The Chiefs’ Community Caring Team organized a special event at the Black Archives of Mid-America. The team said they have a long history of supporting African-American communities.

Team ambassador Bobby Bell led the tour of the Black archives’ “With My Eyes No Longer Blind” exhibit, which tells the stories of the development of churches, schools, entertainment venues, political organizations, businesses, and social clubs dating back to the days of the Lewis and Clark expedition up through the mayoral term of Emanuel Cleaver.

“We also know a lot of the history is cloaked, and people don’t want to talk about it,” Carmaletta Williams, the archives’ CEO, said. “They want to hide their ancestors’ past in history. It’s not pleasant.”

Some students were surprised to learn of achievements by Black Americans that have never been taught in schools.

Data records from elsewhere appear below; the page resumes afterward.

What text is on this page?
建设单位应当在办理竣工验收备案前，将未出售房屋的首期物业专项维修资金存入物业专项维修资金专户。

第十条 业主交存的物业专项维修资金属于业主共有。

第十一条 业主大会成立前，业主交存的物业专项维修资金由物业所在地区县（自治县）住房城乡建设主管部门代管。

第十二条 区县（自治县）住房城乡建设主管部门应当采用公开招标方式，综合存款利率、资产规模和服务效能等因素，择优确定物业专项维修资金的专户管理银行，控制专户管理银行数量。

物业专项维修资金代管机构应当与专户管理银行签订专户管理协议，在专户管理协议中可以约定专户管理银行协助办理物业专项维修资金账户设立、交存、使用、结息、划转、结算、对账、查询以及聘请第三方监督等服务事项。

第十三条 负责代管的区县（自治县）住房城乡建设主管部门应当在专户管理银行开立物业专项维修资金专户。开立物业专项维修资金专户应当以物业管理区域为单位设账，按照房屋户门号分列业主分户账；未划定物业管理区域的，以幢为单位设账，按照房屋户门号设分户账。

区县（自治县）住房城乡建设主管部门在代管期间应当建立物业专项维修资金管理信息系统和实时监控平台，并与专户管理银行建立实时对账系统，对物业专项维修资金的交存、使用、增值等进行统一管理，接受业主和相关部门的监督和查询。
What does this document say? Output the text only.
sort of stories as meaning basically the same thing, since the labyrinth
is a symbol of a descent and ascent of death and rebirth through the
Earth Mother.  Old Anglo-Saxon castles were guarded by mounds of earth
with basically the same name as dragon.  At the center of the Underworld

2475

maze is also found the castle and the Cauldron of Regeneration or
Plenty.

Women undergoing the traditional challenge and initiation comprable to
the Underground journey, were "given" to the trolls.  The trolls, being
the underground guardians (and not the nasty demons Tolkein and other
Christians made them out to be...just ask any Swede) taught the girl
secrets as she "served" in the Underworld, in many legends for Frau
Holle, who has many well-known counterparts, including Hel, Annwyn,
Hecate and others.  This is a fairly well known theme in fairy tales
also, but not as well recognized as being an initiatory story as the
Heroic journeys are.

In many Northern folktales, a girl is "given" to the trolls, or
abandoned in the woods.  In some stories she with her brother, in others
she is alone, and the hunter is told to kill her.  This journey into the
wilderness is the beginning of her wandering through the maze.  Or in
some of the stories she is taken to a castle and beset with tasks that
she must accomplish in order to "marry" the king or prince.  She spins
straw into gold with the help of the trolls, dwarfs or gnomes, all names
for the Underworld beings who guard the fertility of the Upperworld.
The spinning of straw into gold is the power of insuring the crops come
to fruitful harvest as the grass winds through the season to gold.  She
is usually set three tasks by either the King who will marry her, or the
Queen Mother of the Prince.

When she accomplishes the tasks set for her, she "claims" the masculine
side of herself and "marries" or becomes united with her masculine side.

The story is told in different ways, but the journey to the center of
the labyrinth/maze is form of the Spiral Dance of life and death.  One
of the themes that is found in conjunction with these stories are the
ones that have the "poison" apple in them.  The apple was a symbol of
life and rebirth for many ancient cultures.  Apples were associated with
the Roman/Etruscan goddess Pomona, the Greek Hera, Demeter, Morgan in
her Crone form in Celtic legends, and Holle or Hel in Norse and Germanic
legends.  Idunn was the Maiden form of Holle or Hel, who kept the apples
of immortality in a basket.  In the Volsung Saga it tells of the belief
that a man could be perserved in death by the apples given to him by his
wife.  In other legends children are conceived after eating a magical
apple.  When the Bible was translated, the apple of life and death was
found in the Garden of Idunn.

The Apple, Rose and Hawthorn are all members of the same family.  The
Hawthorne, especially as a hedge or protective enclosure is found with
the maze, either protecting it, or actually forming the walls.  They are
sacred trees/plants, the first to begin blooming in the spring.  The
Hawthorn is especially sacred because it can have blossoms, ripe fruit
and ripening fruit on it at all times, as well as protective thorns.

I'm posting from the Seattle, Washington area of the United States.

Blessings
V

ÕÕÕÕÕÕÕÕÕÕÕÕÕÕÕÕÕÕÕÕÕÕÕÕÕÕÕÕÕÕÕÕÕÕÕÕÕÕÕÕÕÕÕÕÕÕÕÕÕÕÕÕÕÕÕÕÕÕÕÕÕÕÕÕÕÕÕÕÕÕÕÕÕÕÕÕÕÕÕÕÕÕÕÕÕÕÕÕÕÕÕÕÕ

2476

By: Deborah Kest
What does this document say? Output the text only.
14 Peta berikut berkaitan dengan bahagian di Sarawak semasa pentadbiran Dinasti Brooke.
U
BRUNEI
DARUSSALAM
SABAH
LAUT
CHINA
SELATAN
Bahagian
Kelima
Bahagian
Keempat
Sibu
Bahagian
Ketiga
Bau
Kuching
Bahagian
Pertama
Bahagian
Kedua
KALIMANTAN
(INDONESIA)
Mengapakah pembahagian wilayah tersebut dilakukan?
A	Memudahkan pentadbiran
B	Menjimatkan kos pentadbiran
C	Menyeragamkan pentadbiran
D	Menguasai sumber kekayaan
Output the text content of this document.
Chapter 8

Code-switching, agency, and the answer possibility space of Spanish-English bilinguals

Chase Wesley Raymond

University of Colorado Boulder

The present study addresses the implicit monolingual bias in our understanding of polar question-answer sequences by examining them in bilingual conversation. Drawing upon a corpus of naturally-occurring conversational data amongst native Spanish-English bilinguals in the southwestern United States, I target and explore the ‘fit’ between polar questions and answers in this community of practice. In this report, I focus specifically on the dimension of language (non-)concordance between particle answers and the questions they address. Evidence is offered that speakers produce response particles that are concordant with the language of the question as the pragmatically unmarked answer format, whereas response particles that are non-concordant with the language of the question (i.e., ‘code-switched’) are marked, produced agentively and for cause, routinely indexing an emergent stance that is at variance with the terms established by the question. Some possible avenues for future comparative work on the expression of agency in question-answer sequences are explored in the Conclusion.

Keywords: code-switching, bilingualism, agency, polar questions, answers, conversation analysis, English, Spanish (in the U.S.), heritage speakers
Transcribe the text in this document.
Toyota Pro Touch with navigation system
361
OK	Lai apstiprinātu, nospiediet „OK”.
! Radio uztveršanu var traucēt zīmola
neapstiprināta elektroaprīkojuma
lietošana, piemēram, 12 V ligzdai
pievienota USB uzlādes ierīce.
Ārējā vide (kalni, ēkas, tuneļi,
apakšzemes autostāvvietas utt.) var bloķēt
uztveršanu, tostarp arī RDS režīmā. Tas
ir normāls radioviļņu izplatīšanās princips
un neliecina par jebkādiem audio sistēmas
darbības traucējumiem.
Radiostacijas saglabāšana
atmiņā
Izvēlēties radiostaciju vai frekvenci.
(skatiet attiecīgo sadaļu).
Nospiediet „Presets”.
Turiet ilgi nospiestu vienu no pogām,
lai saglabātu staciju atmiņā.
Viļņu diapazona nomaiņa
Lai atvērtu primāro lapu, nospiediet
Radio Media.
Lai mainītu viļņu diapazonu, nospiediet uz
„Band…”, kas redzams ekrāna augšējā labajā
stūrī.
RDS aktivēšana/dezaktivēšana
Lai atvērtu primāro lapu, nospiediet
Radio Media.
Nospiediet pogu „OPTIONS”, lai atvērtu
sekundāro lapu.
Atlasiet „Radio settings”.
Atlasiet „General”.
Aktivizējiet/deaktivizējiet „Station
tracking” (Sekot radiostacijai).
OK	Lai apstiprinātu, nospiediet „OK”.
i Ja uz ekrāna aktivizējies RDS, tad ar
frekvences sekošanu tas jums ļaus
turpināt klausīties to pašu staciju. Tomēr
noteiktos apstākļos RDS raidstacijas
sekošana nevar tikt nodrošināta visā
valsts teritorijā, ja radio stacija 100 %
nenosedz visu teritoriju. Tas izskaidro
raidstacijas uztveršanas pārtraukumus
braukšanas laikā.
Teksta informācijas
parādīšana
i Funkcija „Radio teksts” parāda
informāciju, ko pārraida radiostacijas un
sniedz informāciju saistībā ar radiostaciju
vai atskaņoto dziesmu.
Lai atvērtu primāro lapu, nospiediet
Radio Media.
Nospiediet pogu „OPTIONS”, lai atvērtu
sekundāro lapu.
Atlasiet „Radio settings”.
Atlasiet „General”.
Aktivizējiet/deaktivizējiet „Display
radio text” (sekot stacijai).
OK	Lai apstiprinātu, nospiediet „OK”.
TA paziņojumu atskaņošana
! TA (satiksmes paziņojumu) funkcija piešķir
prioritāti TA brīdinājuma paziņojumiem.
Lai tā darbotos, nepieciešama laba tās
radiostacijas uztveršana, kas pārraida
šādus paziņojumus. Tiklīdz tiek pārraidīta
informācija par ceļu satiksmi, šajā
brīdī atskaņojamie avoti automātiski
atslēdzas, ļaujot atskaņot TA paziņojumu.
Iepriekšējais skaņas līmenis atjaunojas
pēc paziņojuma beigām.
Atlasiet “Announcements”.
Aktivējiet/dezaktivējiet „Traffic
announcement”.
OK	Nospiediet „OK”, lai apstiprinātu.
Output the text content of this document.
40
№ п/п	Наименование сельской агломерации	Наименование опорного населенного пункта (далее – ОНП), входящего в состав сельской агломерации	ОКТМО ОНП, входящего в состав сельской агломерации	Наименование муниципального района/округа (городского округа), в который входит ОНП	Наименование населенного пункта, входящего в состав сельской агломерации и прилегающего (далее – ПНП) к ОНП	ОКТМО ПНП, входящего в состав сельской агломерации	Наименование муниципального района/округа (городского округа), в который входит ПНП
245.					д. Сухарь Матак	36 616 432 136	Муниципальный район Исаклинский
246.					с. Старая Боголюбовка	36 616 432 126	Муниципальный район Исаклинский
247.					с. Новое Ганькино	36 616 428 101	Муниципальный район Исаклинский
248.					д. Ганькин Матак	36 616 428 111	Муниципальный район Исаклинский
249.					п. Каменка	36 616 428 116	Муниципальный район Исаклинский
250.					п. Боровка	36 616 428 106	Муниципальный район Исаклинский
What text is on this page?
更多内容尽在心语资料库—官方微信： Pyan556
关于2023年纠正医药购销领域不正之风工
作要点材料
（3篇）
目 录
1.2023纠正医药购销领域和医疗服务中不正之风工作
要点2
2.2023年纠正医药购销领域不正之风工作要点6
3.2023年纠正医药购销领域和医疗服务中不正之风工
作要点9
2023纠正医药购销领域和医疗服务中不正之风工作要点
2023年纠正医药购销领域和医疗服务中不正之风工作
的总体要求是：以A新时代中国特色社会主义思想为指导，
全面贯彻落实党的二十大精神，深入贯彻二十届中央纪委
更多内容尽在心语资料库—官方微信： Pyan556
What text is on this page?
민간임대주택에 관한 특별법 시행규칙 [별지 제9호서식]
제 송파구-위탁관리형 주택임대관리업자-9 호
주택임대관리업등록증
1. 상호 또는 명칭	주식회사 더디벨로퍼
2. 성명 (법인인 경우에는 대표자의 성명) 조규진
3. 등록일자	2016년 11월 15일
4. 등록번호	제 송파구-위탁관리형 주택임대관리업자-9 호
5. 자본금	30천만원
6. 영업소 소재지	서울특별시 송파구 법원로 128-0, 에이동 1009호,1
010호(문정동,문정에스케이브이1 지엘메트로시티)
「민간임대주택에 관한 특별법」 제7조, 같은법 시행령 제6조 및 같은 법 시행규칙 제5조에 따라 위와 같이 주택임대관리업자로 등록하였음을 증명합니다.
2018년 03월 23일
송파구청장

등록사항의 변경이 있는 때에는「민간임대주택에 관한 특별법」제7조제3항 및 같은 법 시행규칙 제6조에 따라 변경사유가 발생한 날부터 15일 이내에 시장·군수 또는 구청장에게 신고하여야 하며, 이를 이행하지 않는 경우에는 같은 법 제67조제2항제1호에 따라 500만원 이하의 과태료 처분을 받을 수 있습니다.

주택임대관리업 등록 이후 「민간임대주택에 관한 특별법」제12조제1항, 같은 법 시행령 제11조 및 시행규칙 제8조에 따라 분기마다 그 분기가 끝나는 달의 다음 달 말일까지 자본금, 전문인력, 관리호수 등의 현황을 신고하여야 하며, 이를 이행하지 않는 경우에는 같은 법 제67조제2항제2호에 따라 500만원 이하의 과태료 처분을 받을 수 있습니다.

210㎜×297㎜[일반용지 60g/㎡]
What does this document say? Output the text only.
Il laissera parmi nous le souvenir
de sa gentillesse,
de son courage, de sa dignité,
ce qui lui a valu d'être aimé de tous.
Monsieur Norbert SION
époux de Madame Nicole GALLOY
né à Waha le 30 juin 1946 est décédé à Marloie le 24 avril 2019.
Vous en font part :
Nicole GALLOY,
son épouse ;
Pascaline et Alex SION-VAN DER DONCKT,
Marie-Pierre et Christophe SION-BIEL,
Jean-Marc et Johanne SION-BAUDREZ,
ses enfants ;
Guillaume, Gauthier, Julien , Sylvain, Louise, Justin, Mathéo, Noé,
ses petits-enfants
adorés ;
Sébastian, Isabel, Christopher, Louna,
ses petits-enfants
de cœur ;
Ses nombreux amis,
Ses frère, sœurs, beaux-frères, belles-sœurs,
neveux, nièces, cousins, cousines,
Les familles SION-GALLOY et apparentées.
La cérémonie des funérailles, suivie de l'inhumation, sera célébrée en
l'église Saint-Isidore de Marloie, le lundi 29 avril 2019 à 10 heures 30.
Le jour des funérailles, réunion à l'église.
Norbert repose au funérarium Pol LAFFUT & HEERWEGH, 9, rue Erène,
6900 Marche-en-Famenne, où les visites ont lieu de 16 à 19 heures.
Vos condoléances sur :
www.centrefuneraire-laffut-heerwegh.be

“We don’t want to talk about those things even though we talk about other things when the race is involved, then somehow it takes a different dimension, and it gets lost in the curriculum,” Williams said.

Williams cited the state of Texas’ recent removal of all references to slavery from school history books as evidence that much still needs to be done to help everyone understand the contribution of blacks in the nation’s history and culture.

The Chiefs claim to be the first team to scout players from historically black colleges and universities, including Hall of Famer Buck Buchanan, featured in the Black archives.